Here are a few security tips that may be useful to you. We will only provide some brief descriptions here. For more details, please refer to other sources.
· Check all information provided by the client to ensure that it is safe. For example:
o The HTTP request received includes a MIME type that describes what the uploaded file contains. A malicious user can provide a wrong value to trick you to think that the uploaded file is of another type. Hence, you should not rely on the MIME type included in the HTTP request but should perform a check by your own at the server-side. For instance, the photo album example covered earlier does not perform any checks to ensure the uploaded files are really image files. To enhance security, we can include a check on the uploaded files using the PHP function getimagesize() at the server-side. If getimagesize() returns false, that means the uploaded file is not a valid image file and it should be rejected.
o The HTTP request received includes the uploaded file's original file name at the client-side. A malicious user can provide an unsafe value to trick you to modify system or password files. This problem is similar to the one described in the second paragraph of this section, so we will not describe it once more.
In addition, you should prepare for the situation that the file name contains special characters that are not allowed to appear in file names or non-English characters. Make sure your WAP/web application will not crash or be left in an erroneous state when such situations occur.
· Set a file size limit so that the user cannot upload files that are too large or too small.
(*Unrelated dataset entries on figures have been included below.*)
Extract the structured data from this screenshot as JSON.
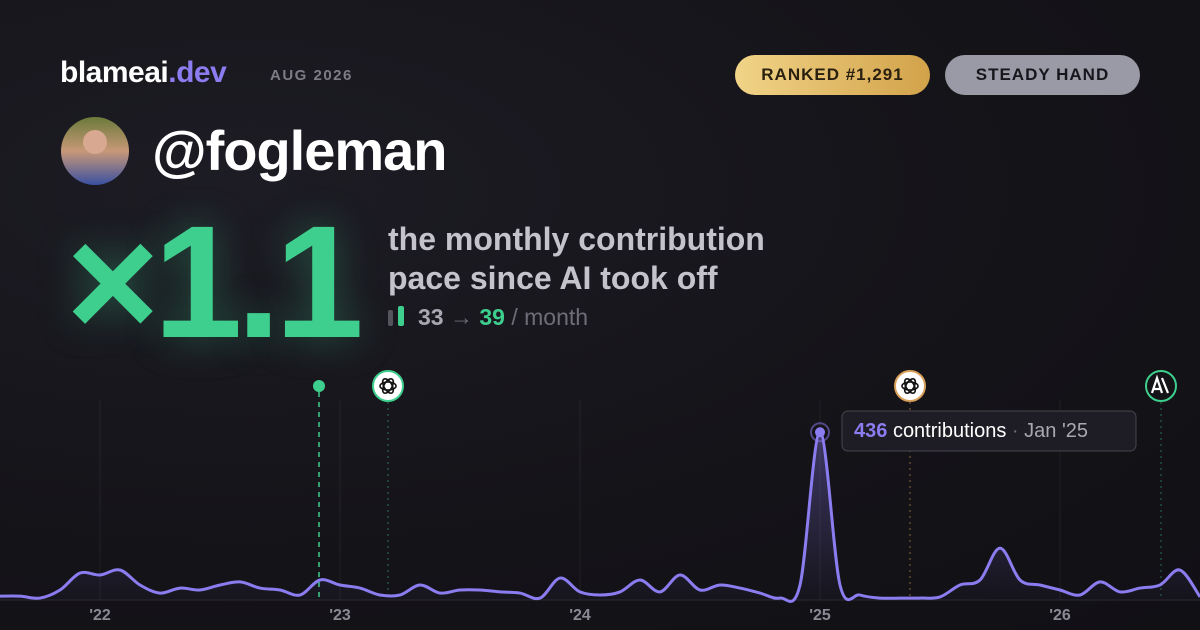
{
  "brand": {
    "name": "blameai",
    "tld": ".dev",
    "date": "AUG 2026"
  },
  "badges": [
    "RANKED #1,291",
    "STEADY HAND"
  ],
  "user": {
    "handle": "@fogleman"
  },
  "headline": {
    "multiplier": "×1.1",
    "line1": "the monthly contribution",
    "line2": "pace since AI took off",
    "before": 33,
    "arrow": "→",
    "after": 39,
    "unit": "/ month"
  },
  "chart_data": {
    "type": "line",
    "color": "#8b7cf0",
    "x": [
      "2021-08",
      "2021-09",
      "2021-10",
      "2021-11",
      "2021-12",
      "2022-01",
      "2022-02",
      "2022-03",
      "2022-04",
      "2022-05",
      "2022-06",
      "2022-07",
      "2022-08",
      "2022-09",
      "2022-10",
      "2022-11",
      "2022-12",
      "2023-01",
      "2023-02",
      "2023-03",
      "2023-04",
      "2023-05",
      "2023-06",
      "2023-07",
      "2023-08",
      "2023-09",
      "2023-10",
      "2023-11",
      "2023-12",
      "2024-01",
      "2024-02",
      "2024-03",
      "2024-04",
      "2024-05",
      "2024-06",
      "2024-07",
      "2024-08",
      "2024-09",
      "2024-10",
      "2024-11",
      "2024-12",
      "2025-01",
      "2025-02",
      "2025-03",
      "2025-04",
      "2025-05",
      "2025-06",
      "2025-07",
      "2025-08",
      "2025-09",
      "2025-10",
      "2025-11",
      "2025-12",
      "2026-01",
      "2026-02",
      "2026-03",
      "2026-04",
      "2026-05",
      "2026-06",
      "2026-07",
      "2026-08"
    ],
    "values": [
      10,
      10,
      5,
      26,
      70,
      65,
      78,
      39,
      18,
      31,
      26,
      39,
      47,
      31,
      26,
      13,
      52,
      39,
      31,
      13,
      13,
      39,
      18,
      26,
      26,
      21,
      18,
      5,
      57,
      21,
      13,
      21,
      52,
      21,
      65,
      26,
      39,
      31,
      18,
      5,
      39,
      436,
      39,
      13,
      5,
      5,
      5,
      8,
      39,
      52,
      135,
      52,
      39,
      26,
      13,
      47,
      21,
      31,
      39,
      78,
      8
    ],
    "xlim": [
      "2021-08",
      "2026-08"
    ],
    "ylim": [
      0,
      520
    ],
    "xticks": [
      {
        "value": "2022-01",
        "label": "'22"
      },
      {
        "value": "2023-01",
        "label": "'23"
      },
      {
        "value": "2024-01",
        "label": "'24"
      },
      {
        "value": "2025-01",
        "label": "'25"
      },
      {
        "value": "2026-01",
        "label": "'26"
      }
    ],
    "grid": true,
    "tooltip": {
      "label": "contributions",
      "separator": "·",
      "date": "Jan '25"
    }
  }
}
· Do not run web servers or application servers with the administrator account. Create and configure an account that is specifically for their use. Limit the file access permissions of the account so that even if your WAP/web application has security holes, the OS will not allow it to work with system files or files of other users.
· Make sure your WAP/web application does not reveal too much information to the user when an error occurs. The information revealed can help a malicious user find ways to attack your system.
· Log down the details (such as the time, the client's IP address and the user name) of file uploads and other related events. Although the logs only tell you what has happened, they can help you check what types of attacks have been made against your server and whether there were any successful attacks.